E-Bikes sind inzwischen weit verbreitet. „Keiner zweifelt mehr daran, dass die Technik fürs Fahrrad funktioniert“, stellte Dieter Wolfarth von der Haller Ortsgruppe des Allgemeinen Deutschen  Fahrradclubs (ADFC) fest. Wolfarth wirbt für das Fahrrad, das, mit E-Motor ausgerüstet, auch in Städten mit steilen Anstiegen wie in Hall für jeden nutzbar sei – auch für ältere Menschen und Berufstätige im Anzug. „Mit dem Pedelec kommen Sie ohne zu schwitzen an“, meinte Wolfarth in seinem Vortrag bei der Veranstaltung des alternativen Autoclubs VCD (Verkehrsclub Deutschland) in der Volkshochschule (VHS). Unschlagbar sei das E-Fahrrad im Vergleich zum Auto bei Fahrten bis zu zwölf Kilometern. In diesen Entfernungsbereich fielen 60 bis 70 Prozent aller Autofahrten. Auch der Zeitaufwand sei vertretbar: Mit einem normalen Pedelec komme man innerhalb von 15 bis 30 Minuten viereinhalb bis neun Kilometer weit, mit einem von einem E-Motor getriebenen Pedelec, das bis zu Tempo 45 erreichen kann, sogar bis zu zwölf Kilometer weit. Und das bei minimalem Stromverbrauch. Wolfarths erstaunliche Berechnung: Bei 1000 Kilometern im Jahr benötige ein E-Bike insgesamt maximal zehn Kilowattstunden. „Dafür reicht ein DIN-A4-großes Solarpanel, das erneuerbaren Strom erzeugt“, so der frühere Physiklehrer.

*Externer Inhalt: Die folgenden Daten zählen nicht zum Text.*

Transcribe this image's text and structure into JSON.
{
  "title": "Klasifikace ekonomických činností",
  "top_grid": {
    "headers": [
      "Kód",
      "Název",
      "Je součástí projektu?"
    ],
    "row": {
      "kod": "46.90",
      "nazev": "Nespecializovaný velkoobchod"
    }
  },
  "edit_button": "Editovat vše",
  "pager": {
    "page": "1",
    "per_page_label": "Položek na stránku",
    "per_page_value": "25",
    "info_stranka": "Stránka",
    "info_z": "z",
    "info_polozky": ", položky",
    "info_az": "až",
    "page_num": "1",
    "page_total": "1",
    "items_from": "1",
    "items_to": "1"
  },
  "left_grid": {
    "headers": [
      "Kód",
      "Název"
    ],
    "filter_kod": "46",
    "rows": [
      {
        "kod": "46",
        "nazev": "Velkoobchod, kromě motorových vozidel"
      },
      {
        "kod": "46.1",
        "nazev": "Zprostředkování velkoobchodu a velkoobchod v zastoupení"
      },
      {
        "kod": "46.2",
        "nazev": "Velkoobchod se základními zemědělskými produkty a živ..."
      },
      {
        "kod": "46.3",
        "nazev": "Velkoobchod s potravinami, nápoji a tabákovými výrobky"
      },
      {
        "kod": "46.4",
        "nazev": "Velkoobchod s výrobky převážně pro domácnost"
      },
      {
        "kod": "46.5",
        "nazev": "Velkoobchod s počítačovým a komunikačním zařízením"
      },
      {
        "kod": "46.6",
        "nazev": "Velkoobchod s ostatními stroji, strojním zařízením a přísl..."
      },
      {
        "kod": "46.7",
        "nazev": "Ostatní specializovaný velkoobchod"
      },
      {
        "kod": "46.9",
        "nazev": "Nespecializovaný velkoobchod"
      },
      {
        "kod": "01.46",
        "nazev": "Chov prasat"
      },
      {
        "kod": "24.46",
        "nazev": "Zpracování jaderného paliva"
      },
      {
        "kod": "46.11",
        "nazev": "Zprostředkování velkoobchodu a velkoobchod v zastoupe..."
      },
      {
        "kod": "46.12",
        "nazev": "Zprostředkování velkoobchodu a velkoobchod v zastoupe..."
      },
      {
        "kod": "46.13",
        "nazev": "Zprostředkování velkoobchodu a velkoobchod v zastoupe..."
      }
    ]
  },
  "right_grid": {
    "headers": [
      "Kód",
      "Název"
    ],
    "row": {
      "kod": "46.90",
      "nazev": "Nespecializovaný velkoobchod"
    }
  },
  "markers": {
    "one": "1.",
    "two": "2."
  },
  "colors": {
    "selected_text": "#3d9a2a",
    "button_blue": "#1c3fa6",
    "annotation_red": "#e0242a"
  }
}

Weniger bekannt, aber hocheffizient sei der getriebelose Elektro-Antrieb für Busse, den die Firma Ziehl-Abegg aus Künzelsau entwickelt hat. Auf der Landesgartenschau in Öhringen sind vier E-Busse im Einsatz, die später im Regionalverkehr fahren sollen.

Dass die Technik auch bei großer Kälte funktioniere, versicherte der Ziehl-Abegg-Geschäftsführer für den Bereich Automotive, Ralf Arnold: Im hohen Norden, im schwedischen Umea, sei die gesamte Busflotte für den öffentlichen Personentransport mit dem Radnabenantrieb ausgerüstet. Die Batterien dieser Busse würden in einem Schnellladeverfahren innerhalb von zwei Minuten wieder gefüllt.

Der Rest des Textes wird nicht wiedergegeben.